Born in Juba, the scion of the family that first settled in south Sudan in 1905 and whose own father settled in the town nearly two decades before the end of British colonial rule, Ghines attempted to exercise his right to register in the landmark referendum on independence for the region.

"It was difficult to register because they have never before seen a white south Sudanese," Ghines said."They didn't believe that a white Sudanese exists and fulfils the criteria."

It was during the first two decades of the 20th century that Greeks first arrived in south Sudan in numbers. The territory's then British colonial rulers encouraged them to settle for their commercial skills and they founded Juba as a commercial entrepot across the White Nile from the then British military headquarters. "They brought people here who were very entrepreneurial. They didn't want them to be French or Italian or any other colonial power," said Ghines, who himself runs a Juba-based restaurant, aptly named “Notos” and business consultancy.

The traders built their homes in a neighbourhood the British called the Greek Quarters, now known as Hay Jellaba. At its height the community numbered a little under 10,000 out of a total of 22,000 across the Sudan.The Juba Greeks boasted the whole raft of institutions built by Greek diaspora communities around the world , an Orthodox church, a library, two social clubs.

"You have all the buildings with the Greek columns. Of course it is now in a very bad state because of 50 years of neglect," Ghines said, in a prescient comment on the future of Greek communities throughout the world. In the case of Sudan, the terminal decline was caused by the civil war that blighted the region for five decades, causing devastation and forcing the local Greeks to flee. Ghines himself fled to Athens in 1983, for as a white, he was not considered a refugee, even though he had been born and bred in Sudan. The community thus withered. One Greek club retained its name until just two years ago, although by then nearly all of its clients were south Sudanese without any Hellenic ancestry.

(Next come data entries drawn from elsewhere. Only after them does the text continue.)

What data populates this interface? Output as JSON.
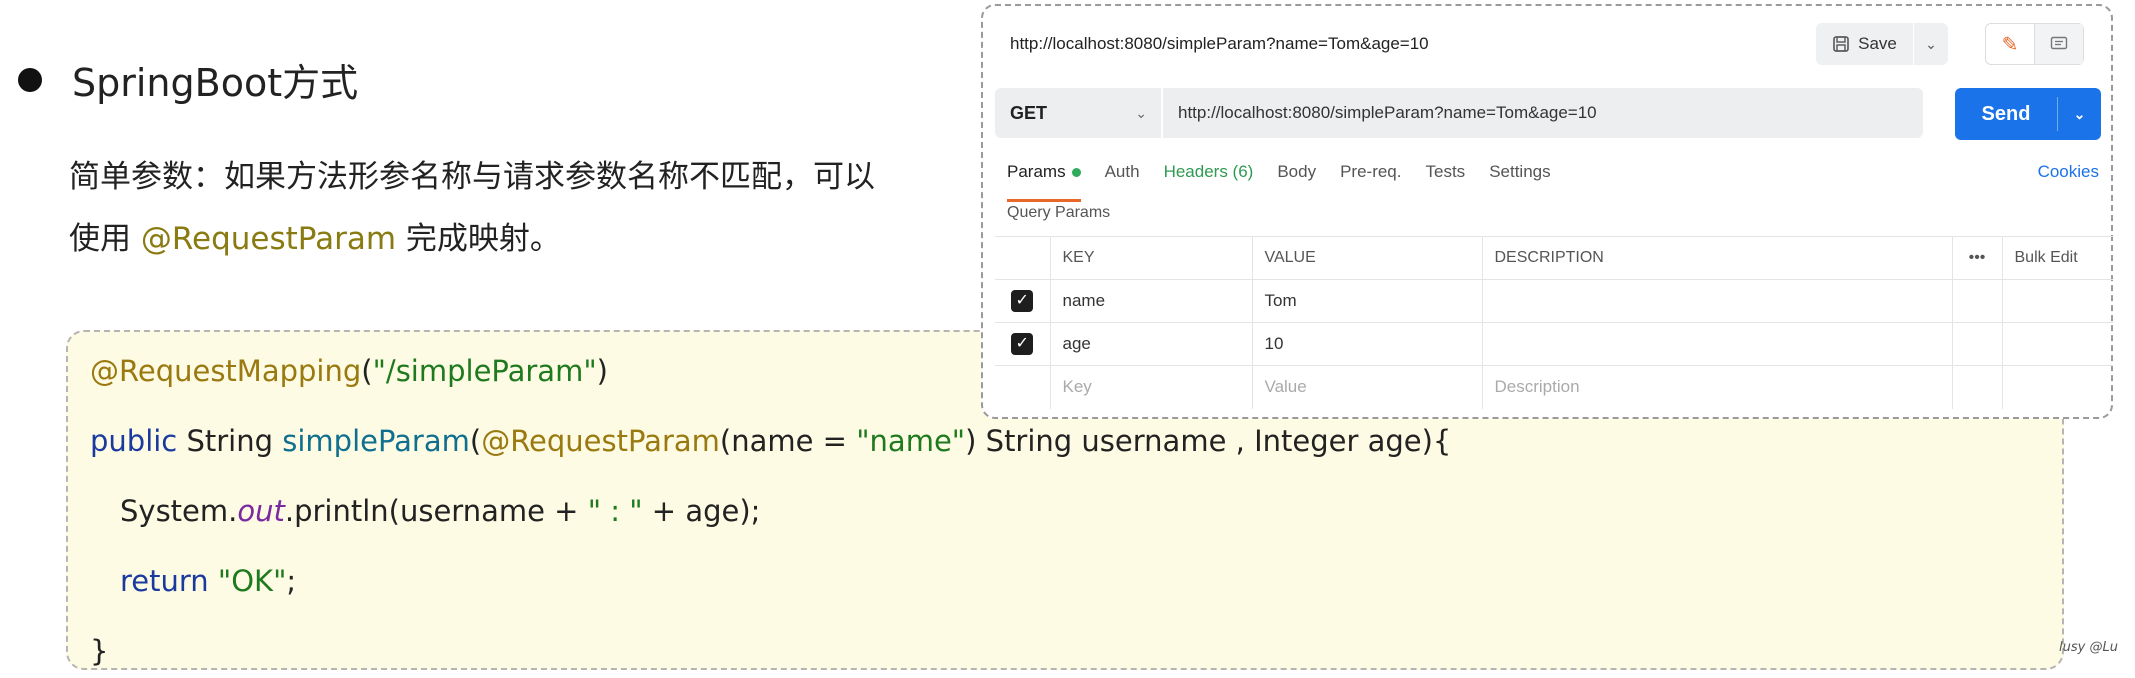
{
  "slide": {
    "heading": "SpringBoot方式",
    "desc_line1": "简单参数：如果方法形参名称与请求参数名称不匹配，可以",
    "desc_line2_pre": "使用 ",
    "desc_line2_hl": "@RequestParam",
    "desc_line2_post": " 完成映射。"
  },
  "code": {
    "l1_ann": "@RequestMapping",
    "l1_paren_open": "(",
    "l1_str": "\"/simpleParam\"",
    "l1_paren_close": ")",
    "l2_kw": "public",
    "l2_type": " String ",
    "l2_fn": "simpleParam",
    "l2_p1": "(",
    "l2_ann": "@RequestParam",
    "l2_p2": "(name = ",
    "l2_str": "\"name\"",
    "l2_p3": ") String username , Integer age){",
    "l3_pre": "System.",
    "l3_ital": "out",
    "l3_mid": ".println(username + ",
    "l3_str": "\" : \"",
    "l3_post": " + age);",
    "l4_kw": "return",
    "l4_sp": " ",
    "l4_str": "\"OK\"",
    "l4_end": ";",
    "l5": "}"
  },
  "postman": {
    "url_title": "http://localhost:8080/simpleParam?name=Tom&age=10",
    "save_label": "Save",
    "method": "GET",
    "url": "http://localhost:8080/simpleParam?name=Tom&age=10",
    "send_label": "Send",
    "tabs": {
      "params": "Params",
      "auth": "Auth",
      "headers": "Headers (6)",
      "body": "Body",
      "prereq": "Pre-req.",
      "tests": "Tests",
      "settings": "Settings"
    },
    "cookies": "Cookies",
    "query_params_label": "Query Params",
    "table": {
      "col_key": "KEY",
      "col_value": "VALUE",
      "col_desc": "DESCRIPTION",
      "bulk_edit": "Bulk Edit",
      "rows": [
        {
          "key": "name",
          "value": "Tom"
        },
        {
          "key": "age",
          "value": "10"
        }
      ],
      "ph_key": "Key",
      "ph_value": "Value",
      "ph_desc": "Description"
    }
  },
  "watermark": "lusy @Lu",
  "icons": {
    "save": "save-icon",
    "edit": "pencil-icon",
    "comment": "comment-icon",
    "check": "checkmark-icon"
  },
  "colors": {
    "send": "#1a73e8",
    "active_tab": "#e8682a",
    "code_bg": "#fdfbe3"
  }
}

But it is the community's cemetery that offers a telling commentary as to the transient fate of all human endeavours. Litter is strewn across the overgrown grass and creepers that conceal the graves, and the cemetery has clearly been used as an impromptu lavatory by the junior officers who sleep out under canvas behind the adjacent police station. It is Ghines’ hope that one day, the graves of the pioneers who founded his community will be tended and given the respect they deserve. He levels criticism at a Greek government who has completely disregarded the fate and historical memory of the ancient Greek community of Sudan and has given it scant assistance. Further, as he sees it, in renascent South Sudan, there has not been awarded a place to white-skinned ‘natives’ in the national narrative.

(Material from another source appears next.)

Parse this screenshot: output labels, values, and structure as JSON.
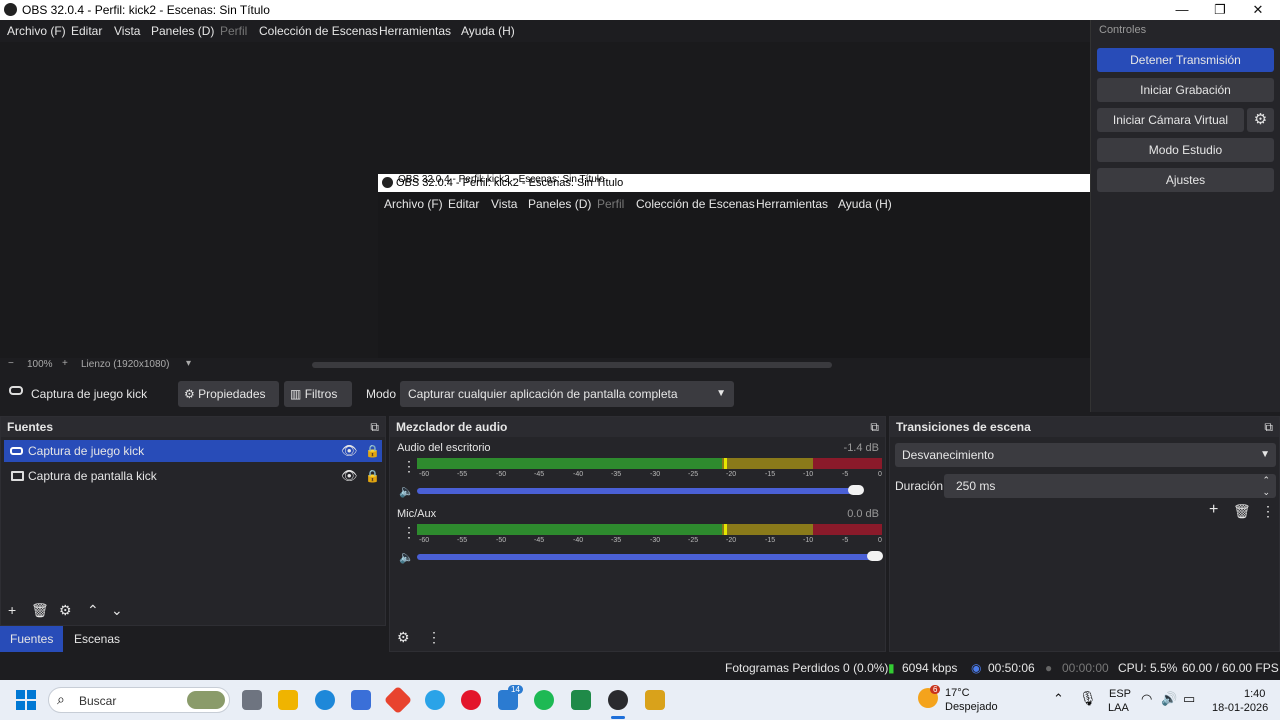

This is despite the fact that Ghines’ commitment to his country is undoubted. After a decade and a half wandering around the Middle East and North Africa, the 2005 peace deal that ended 22 years of civil war finally gave him the opportunity to return to his native town. He arrived just six days after its signing. In fact, he is the only pure-blooded Juba Greek to have returned. "People my age, my classmates, all of them have rebuilt their lives outside south Sudan which makes it difficult for them to come back."

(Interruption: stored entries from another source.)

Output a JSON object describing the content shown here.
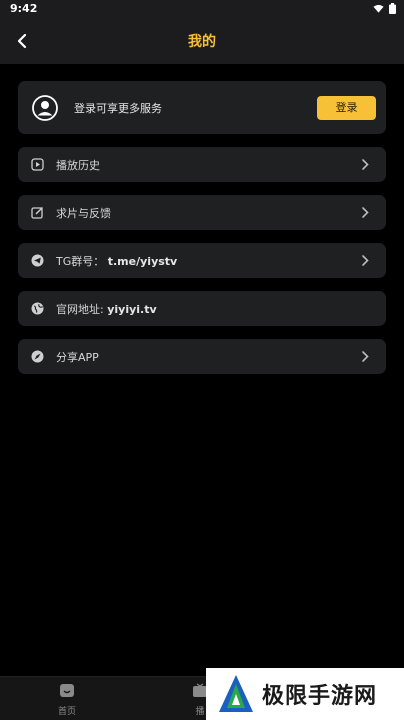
{
  "status_bar": {
    "time": "9:42"
  },
  "header": {
    "title": "我的"
  },
  "login_card": {
    "prompt": "登录可享更多服务",
    "button_label": "登录"
  },
  "menu": [
    {
      "icon": "play-history-icon",
      "label": "播放历史",
      "has_arrow": true
    },
    {
      "icon": "edit-feedback-icon",
      "label": "求片与反馈",
      "has_arrow": true
    },
    {
      "icon": "telegram-icon",
      "label_prefix": "TG群号：",
      "label_value": "t.me/yiystv",
      "has_arrow": true
    },
    {
      "icon": "globe-icon",
      "label_prefix": "官网地址:",
      "label_value": "yiyiyi.tv",
      "has_arrow": false
    },
    {
      "icon": "compass-share-icon",
      "label": "分享APP",
      "has_arrow": true
    }
  ],
  "bottom_nav": {
    "home_label": "首页",
    "play_label": "播"
  },
  "watermark": {
    "text": "极限手游网"
  },
  "colors": {
    "accent": "#f6c137",
    "background": "#000000",
    "card": "#1f2022"
  }
}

Tantalisingly, there are still offspring of mixed marriages in the town. He says the wife of southern regional president Salva Kiir, Yalouri, is herself the daughter of a Greek father and a Dinka mother."We have 25 to 30 children of mixed marriages, we meet quite often. We are trying to revive the Greek community in Juba."

From Ptolemaic Egypt, to Byzantium and beyond, the still surviving but immensely fragile Greek link with Sudan is both a source of pride and also, a cautionary tale of the inevitability of all things.